TIGIT is the latest immunotherapy target to draw interest as cancer developers invest billions of dollars in research to find new ways of recruiting the body's immune system against tumors.
So far, early study results from Roche and Merck suggest adding TIGIT-blocking drugs on top of medicines like Tecentriq and Keytruda could improve treatment response among patients with lung cancer. Interim data from a clinical trial testing a closely watched anti-TIGIT therapy developed by Arcus Biosciences, meanwhile, are expected by June.
Bristol Myers, which alongside Roche and Merck is one of the top cancer immunotherapy developers, already was exploring TIGIT as a target. A compound dubbed BMS-986207 is listed on a federal trials database as being in several studies, two of which are recruiting patients.

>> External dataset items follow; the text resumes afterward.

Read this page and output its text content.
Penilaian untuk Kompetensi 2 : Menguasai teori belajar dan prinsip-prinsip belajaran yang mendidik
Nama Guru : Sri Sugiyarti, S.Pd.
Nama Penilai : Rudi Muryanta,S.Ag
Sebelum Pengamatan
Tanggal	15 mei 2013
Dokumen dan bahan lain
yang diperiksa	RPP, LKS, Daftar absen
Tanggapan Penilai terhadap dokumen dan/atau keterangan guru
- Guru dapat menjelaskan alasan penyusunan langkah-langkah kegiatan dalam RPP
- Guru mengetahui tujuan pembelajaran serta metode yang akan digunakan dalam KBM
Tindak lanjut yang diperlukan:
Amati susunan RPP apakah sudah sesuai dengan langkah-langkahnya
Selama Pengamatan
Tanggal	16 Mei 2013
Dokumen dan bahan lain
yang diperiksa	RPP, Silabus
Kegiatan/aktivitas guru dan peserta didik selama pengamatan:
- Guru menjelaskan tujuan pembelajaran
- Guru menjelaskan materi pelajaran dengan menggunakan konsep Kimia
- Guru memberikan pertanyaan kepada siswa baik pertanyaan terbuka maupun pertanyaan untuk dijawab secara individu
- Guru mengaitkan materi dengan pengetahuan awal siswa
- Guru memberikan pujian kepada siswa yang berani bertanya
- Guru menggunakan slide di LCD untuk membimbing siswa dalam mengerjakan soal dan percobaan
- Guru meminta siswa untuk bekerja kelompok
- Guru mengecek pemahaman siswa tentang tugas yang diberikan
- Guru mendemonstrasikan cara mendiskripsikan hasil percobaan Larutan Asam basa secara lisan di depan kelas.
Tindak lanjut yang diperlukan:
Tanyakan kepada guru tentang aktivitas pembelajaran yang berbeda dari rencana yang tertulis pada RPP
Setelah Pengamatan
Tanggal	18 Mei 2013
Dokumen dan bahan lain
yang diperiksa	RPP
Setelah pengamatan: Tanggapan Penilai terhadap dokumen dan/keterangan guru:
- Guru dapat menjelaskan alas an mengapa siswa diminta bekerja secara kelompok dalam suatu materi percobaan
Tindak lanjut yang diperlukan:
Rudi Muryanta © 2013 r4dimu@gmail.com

Clearly, Bristol Myers sees potential in the target and agreed to pay Agenus a sizable sum upfront for a compound that's only been evaluated preclinically.
"AGEN1777's differentiated mechanism of action provides the potential for potent anti-tumor activity; catalyzing our clinical TIGIT strategy aimed at serving more patients with unmet needs in cancer," said Debbie Law, a senior vice president in cancer research at Bristol Myers, in a statement. AGEN1777 is Agenus' name for the drug.
Notably, AGEN1777 is a bispecific antibody, meaning it can bind to two different targets simultaneously. One target is TIGIT, which is found on immune cells. The companies didn't disclose the second.
According to the companies, preclinical testing showed the drug's potential in treating tumors where drugs like Keytruda or Bristol Myers' Opdivo or anti-TIGIT antibodies alone might be ineffective.
Agenus plans to file an application to the FDA in the second quarter asking for permission to begin clinical testing of AGEN1777. Bristol Myers will then advance studies of the drug in "high-priority tumor indications" like non-small cell lung cancer, the most common form of the disease and an indication for which multiple immunotherapies are approved for use.
The pharma is also investing in research exploring another immunotherapy target called LAG-3 that, like TIGIT, has drawn interest from several drugmakers. Bristol has been the first to report success in a Phase 3 trial testing a LAG-3 drug alongside another immunotherapy. Detailed results from that study will be presented at the American Society of Clinical Oncology meeting next month.